The experiment will be using the same students from the same school and so is a within participant design.
It would also need to be organised with the school that the curriculum during the 10 week window does not talk about healthy eating as
this would taint the experiment.
To be able to measure the consumption the canteen would need to know which foods were sold. After each 5 week period we would need
to categorise food items into healthy and unhealthy foods. This should include drinks: fizzy drinks (unhealthy) versus water (healthy).
The factors we are looking at will be the consumption of healthy food and the consumption of non-healthy food. The levels are with and
without the Mirrors and healthy food card.
The expectation would be that the consumption of healthy food (the outcome variable) increases while the consumption of unhealthy
foods and snacks decreases in the second 5 week period when compared to the first 5 week period.

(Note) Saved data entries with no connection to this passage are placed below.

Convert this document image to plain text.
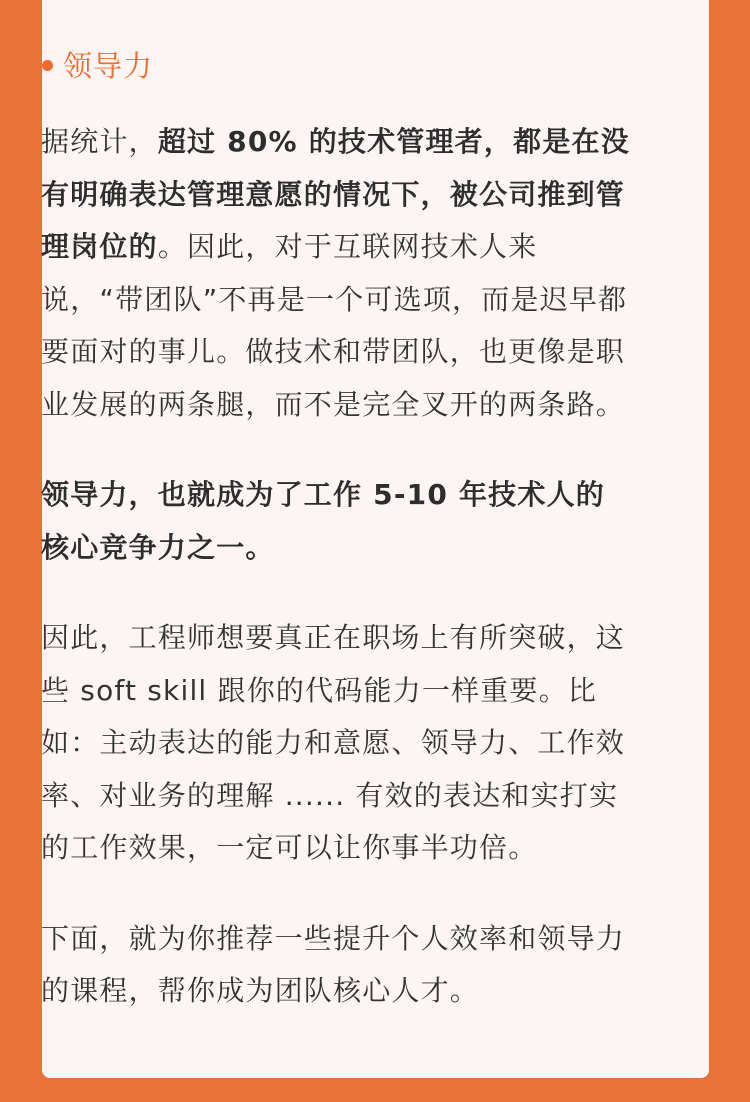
领导力

据统计，超过 80% 的技术管理者，都是在没有明确表达管理意愿的情况下，被公司推到管理岗位的。因此，对于互联网技术人来说，“带团队”不再是一个可选项，而是迟早都要面对的事儿。做技术和带团队，也更像是职业发展的两条腿，而不是完全叉开的两条路。

领导力，也就成为了工作 5-10 年技术人的核心竞争力之一。

因此，工程师想要真正在职场上有所突破，这些 soft skill 跟你的代码能力一样重要。比如：主动表达的能力和意愿、领导力、工作效率、对业务的理解 ...... 有效的表达和实打实的工作效果，一定可以让你事半功倍。

下面，就为你推荐一些提升个人效率和领导力的课程，帮你成为团队核心人才。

The additional incentive of a healthy food card provides an economic incentive for doing the right thing and is also a regular buying
incentive to make the process routine. The card is stamped when a healthy food purchase is made. Over time the students would
purchase healthy food with thinking too hard about it. If 4 healthy food purchases are made within a week, a free healthy food item is
obtained.
The default “healthy food of the day” can be changed to whatever is seasonal, in excess supply and cheap and acts as simple choice for
students that find it difficult to decide.
Concluding Comments
The data analysis would be a simple comparison of means with a t-test. The expectation would be that the amount of healthy food items
purchased by students increased with the interventions in place. This would lead to students purchasing healthy food items and creating
routines to ensure the healthy diet continues beyond schooling and reduces obesity over time.